Although Rasmussen joined a writing club while living in Washington in the 1970s, it took her two years to put pen to paper. She began writing short stories and poems, some of which were published in local newspapers. She ventured into book writing and completed a story in 1984 of her life in Denmark just prior to the arrival of the Hitler’s army, Seven Months To April, which is both fact and fiction. “It’s a story of my life; my childhood and what took place at that time, but I created a fictional family that has those experiences,” Rasmussen explained.
After she completed her manuscript she continued with other stories, but when her husband, who was a jeweler and watchmaker, passed away in 2008, she no longer felt the desire to write.

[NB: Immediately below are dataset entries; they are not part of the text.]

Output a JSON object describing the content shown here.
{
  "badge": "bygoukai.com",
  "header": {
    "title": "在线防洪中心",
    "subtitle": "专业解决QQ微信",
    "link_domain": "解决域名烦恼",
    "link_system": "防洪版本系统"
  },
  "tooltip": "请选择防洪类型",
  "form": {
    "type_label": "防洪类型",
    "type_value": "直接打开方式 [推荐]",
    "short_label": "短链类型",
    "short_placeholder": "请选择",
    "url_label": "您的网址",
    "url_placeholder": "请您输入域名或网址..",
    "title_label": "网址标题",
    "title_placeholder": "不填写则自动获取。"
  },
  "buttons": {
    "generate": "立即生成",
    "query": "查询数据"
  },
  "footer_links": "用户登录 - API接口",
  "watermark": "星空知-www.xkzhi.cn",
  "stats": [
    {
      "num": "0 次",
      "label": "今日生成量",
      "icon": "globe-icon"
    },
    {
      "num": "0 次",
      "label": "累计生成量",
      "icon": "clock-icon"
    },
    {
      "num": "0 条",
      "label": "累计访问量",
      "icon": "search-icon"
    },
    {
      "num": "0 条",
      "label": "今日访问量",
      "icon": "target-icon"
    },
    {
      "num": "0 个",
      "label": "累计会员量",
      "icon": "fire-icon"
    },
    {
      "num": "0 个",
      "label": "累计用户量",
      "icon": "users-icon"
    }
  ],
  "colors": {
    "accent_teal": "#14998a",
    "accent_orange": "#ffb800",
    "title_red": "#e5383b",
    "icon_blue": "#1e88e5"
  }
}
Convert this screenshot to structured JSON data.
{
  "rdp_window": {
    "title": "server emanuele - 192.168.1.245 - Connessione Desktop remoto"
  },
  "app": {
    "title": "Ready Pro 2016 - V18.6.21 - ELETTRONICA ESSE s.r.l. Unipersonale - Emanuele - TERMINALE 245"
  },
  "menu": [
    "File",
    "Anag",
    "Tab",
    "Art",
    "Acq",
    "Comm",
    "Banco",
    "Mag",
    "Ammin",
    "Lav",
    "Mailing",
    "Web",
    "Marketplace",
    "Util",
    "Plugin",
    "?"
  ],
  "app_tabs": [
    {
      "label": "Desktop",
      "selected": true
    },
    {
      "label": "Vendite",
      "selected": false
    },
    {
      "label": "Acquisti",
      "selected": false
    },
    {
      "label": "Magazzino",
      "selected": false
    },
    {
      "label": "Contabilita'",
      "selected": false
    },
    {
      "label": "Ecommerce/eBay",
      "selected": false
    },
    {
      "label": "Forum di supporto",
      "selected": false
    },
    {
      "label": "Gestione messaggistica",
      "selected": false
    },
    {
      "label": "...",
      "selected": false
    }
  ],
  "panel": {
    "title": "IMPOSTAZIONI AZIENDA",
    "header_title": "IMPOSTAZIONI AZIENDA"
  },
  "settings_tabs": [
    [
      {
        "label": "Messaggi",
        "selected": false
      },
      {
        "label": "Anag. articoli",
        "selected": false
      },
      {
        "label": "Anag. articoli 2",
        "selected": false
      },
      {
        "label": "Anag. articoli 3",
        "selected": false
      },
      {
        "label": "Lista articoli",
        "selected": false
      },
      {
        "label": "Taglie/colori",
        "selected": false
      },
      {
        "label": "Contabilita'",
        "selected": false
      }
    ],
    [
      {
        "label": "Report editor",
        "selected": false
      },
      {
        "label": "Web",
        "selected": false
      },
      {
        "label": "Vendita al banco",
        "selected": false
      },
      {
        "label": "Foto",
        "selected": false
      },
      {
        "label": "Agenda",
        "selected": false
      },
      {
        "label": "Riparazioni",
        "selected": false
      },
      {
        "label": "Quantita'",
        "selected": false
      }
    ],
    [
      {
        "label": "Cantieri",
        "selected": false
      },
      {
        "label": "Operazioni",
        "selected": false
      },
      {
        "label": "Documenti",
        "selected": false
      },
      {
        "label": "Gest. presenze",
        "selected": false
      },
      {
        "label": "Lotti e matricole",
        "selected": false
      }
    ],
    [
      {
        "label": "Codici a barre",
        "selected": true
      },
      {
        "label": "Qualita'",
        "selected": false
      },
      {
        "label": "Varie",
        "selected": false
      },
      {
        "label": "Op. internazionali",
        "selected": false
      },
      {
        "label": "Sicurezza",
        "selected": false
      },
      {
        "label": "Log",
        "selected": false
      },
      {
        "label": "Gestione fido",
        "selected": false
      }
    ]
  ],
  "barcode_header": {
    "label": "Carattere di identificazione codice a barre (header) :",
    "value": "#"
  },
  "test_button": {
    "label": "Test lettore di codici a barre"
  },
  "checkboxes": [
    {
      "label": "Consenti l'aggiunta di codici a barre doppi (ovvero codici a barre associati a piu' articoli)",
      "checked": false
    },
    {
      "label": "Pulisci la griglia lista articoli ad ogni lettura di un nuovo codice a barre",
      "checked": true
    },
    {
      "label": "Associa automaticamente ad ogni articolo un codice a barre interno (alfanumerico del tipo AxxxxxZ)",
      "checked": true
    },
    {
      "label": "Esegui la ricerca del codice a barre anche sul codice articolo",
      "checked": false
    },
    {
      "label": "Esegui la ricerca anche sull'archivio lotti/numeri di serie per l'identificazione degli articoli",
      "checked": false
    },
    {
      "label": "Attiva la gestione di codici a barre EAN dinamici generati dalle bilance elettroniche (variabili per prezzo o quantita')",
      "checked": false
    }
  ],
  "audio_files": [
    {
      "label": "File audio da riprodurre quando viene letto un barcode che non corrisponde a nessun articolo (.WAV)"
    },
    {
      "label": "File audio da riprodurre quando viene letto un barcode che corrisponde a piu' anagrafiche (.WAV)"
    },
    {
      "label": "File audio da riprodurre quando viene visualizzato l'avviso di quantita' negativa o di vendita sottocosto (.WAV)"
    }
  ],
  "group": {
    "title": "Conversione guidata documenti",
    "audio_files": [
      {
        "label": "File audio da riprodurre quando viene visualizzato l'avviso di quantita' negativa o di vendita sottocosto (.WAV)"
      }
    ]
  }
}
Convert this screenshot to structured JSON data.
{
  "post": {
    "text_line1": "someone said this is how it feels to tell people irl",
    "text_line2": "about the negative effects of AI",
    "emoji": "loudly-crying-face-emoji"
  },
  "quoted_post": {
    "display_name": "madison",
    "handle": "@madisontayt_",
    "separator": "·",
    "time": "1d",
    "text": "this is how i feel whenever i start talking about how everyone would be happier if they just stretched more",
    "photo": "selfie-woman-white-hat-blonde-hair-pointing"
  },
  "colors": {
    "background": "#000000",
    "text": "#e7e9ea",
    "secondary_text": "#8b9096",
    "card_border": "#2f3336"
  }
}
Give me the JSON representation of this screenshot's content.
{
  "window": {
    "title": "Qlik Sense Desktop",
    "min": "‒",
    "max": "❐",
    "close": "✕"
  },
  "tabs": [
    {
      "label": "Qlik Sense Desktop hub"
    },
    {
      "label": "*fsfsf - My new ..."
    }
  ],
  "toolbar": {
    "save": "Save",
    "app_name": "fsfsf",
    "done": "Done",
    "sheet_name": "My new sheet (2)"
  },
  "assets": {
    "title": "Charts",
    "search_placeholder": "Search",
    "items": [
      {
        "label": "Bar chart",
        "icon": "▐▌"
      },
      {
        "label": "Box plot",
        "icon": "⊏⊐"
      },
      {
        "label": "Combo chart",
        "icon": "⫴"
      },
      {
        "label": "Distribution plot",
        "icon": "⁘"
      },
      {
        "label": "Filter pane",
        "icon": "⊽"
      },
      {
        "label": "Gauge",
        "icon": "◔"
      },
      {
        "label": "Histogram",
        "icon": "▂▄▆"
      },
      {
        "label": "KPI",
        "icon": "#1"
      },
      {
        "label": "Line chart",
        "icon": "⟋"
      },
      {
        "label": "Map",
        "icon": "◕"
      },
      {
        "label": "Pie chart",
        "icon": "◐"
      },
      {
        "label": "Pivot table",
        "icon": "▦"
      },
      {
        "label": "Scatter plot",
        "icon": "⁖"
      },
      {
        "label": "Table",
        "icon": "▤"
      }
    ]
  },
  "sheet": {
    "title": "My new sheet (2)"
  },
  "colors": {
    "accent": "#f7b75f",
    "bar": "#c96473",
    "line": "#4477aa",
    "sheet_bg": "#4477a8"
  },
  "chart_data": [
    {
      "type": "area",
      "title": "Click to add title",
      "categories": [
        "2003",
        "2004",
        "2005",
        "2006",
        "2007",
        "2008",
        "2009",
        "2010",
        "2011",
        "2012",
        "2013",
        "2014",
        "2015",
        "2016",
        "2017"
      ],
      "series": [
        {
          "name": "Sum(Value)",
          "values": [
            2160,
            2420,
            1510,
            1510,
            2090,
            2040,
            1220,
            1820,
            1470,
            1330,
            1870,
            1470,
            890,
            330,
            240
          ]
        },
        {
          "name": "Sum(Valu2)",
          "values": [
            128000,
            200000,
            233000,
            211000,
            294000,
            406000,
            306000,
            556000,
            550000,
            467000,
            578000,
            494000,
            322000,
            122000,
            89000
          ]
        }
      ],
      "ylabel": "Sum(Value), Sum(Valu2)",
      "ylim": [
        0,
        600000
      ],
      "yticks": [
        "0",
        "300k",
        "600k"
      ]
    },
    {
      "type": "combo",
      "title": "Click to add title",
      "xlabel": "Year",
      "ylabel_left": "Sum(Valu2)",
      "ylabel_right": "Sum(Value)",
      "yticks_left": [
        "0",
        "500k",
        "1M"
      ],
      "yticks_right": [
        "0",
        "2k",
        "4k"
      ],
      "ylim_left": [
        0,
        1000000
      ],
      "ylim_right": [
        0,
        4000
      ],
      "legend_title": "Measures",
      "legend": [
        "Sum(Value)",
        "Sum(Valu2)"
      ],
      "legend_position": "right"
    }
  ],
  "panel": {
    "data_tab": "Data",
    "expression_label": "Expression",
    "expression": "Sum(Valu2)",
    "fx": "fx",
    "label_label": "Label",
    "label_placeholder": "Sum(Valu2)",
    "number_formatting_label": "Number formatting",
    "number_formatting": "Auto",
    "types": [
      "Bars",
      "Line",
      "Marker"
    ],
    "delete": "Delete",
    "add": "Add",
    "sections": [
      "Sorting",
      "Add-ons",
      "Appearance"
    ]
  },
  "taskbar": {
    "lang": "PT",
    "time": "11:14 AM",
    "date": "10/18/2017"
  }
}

“It took a long time for me to want to write again, but here I am, finally doing it again,” she said.
Rasmussen now has two other books in the making, one, 6.9 Richter, is about the earthquake that centered in Northridge, Calif., in 1994, close to where her daughter was living at the time. “We were so scared. We couldn’t get a hold of her by phone, and drove day and night to reach her,” recalled Rasmussen. Although her daughter was not physically harmed during the earthquake, the event left her traumatized. “I have a photo I took, one that I would like on the cover of the book when it is finished, of the broken freeway and cars just dangling from it. So many people died, it was so tragic,” she recalled.
Another manuscript, Shenanigans, received its title in a rather unusual way. “I sometimes get inspirations from just hearing a few words. I heard someone say ‘shenanigans’ and thought to myself what a strange word that was. From there I began writing,” she related. That story is another fictional tale drawn from Rasmussen’s childhood.
“I had a wonderful childhood. We didn’t have many toys, but we had our imaginations and that, I believe, is why I have so many stories today. Our home was right up against a nursing home, separated by a gate and shrubs. We would watch the old people over there and imagine all sorts of things. So that is where my story is based,” she said.
Rasmussen moved from Hollywood, Calif., to Holbrook seven months ago with the plan of moving on to Colorado, but she is thinking that she may stay in Holbrook after all. “It has everything I need here; it’s quiet and peaceful, and I have such wonderful landlords and friends,” she said.
She spends her days writing stories in long hand, not owning a computer or having the desire to figure one out. Instead she relies on friends and assistants to translate her work to the typewritten page.
She intends to submit her first book for consideration to a publishing company in the near future and in the meantime ponders more possibilities of tales and poems to put on a page.